I had taken perhaps six steps towards safety when I heard a sound.

It was not the sound of rats, it was not the sound of my own light step... it was something else. I did not know what that sound was, but some instinct told me that it was a danger signal. I put out my candle and flattened myself against the wall. Then I did distinctly hear an approaching step. It was not anywhere else in the house. It was between those two walls. It was ascending the steps, it was coming up the plane. Through the pitchy darkness it advanced, bringing with it no light, but moving surely as though it knew every step of the way.
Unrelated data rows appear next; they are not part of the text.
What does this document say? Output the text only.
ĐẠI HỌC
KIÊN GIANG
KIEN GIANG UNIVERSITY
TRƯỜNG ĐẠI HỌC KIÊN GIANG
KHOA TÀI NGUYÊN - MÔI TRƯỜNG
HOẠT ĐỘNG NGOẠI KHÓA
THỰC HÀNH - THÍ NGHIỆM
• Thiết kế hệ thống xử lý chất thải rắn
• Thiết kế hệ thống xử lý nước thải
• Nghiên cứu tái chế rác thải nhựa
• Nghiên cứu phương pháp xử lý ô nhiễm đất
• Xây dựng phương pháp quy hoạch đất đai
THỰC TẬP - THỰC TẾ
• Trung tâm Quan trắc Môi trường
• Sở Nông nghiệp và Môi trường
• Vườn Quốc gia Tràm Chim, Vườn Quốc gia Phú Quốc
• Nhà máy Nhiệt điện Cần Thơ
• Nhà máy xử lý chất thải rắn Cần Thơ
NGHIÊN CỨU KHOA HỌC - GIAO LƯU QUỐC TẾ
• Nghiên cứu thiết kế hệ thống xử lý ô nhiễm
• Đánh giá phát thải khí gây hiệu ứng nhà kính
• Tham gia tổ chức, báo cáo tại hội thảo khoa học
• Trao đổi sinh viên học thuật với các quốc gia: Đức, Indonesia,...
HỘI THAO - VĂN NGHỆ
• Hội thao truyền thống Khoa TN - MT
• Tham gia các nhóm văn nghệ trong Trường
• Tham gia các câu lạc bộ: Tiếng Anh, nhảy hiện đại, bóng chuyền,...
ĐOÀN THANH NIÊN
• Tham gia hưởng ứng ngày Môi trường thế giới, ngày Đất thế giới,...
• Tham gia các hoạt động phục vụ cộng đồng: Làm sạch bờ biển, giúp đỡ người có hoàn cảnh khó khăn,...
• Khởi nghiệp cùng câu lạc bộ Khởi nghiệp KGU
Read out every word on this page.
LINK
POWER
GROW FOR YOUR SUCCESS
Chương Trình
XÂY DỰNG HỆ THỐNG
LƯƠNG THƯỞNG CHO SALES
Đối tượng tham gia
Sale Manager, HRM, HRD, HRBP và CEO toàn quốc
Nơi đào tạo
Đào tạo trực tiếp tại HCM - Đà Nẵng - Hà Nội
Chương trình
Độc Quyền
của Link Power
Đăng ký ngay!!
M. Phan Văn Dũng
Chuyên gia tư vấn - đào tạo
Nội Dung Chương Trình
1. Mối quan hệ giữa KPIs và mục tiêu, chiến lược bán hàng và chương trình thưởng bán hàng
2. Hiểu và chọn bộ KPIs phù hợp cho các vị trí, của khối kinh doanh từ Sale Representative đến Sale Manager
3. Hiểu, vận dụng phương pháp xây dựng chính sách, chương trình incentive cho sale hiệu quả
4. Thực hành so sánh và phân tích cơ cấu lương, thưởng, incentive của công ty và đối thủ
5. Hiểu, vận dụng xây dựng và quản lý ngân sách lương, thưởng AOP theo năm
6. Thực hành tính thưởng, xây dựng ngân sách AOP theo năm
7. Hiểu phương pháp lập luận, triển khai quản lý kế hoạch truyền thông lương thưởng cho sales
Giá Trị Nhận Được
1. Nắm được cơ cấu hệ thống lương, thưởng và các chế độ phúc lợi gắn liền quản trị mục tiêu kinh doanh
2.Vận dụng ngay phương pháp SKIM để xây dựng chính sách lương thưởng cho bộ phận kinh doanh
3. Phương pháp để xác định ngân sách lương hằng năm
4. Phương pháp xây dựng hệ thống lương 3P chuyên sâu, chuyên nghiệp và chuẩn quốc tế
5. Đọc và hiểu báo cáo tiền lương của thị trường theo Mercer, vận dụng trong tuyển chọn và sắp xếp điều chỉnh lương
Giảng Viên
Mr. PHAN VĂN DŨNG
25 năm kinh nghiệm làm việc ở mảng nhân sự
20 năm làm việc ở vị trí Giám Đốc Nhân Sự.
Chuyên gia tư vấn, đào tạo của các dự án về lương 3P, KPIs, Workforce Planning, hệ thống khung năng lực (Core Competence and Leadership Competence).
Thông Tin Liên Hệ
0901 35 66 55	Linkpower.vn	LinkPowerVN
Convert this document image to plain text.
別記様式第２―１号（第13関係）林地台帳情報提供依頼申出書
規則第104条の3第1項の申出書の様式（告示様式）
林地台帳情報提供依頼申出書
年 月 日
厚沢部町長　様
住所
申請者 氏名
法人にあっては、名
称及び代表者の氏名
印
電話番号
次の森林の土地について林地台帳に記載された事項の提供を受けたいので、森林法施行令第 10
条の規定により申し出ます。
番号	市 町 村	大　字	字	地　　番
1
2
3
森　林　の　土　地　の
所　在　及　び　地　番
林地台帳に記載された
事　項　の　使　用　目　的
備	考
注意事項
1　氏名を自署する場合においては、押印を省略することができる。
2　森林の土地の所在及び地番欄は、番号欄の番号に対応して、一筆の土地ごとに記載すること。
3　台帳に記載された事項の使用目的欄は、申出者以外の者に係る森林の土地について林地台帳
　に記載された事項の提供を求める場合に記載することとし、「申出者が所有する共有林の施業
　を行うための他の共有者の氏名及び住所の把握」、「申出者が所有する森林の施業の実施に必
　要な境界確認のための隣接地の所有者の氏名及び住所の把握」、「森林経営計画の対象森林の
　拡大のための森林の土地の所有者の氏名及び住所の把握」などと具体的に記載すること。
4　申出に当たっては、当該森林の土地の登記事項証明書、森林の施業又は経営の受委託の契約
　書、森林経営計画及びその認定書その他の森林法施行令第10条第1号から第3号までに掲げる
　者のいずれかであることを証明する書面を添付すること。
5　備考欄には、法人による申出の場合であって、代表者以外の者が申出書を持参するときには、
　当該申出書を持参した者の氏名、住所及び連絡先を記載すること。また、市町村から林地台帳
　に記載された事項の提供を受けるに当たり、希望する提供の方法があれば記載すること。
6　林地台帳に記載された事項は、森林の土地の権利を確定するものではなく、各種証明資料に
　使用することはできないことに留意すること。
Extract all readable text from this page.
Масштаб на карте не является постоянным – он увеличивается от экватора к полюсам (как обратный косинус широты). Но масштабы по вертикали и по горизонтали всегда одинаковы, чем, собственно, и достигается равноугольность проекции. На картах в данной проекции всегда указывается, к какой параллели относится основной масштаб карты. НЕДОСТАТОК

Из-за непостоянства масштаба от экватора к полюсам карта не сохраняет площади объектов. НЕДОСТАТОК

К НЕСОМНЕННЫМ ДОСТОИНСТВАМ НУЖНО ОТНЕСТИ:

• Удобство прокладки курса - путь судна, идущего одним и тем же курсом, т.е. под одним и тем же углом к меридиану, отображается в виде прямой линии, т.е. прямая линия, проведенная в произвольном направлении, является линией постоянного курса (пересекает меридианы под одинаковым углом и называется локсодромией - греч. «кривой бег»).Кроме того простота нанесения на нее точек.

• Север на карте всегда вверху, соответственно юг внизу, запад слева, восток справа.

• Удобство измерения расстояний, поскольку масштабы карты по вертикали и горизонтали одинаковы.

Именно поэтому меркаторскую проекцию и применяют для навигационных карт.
There was hardly room for two people between those high walls; any one passing me, where I stood, must brush against me. I dared not move even to lay down my treasure and put myself into an attitude of self-defense.

I thought that my only chance lay in the miracle of being passed without notice. Near to me the footsteps stopped, and I remembered that any foot coming along the passage would perforce strike against the box and the fallen beam. There was no hope. Nevertheless, like some frozen image, I stood there clasping the robe and crown, incapable of motion, incapable of thought.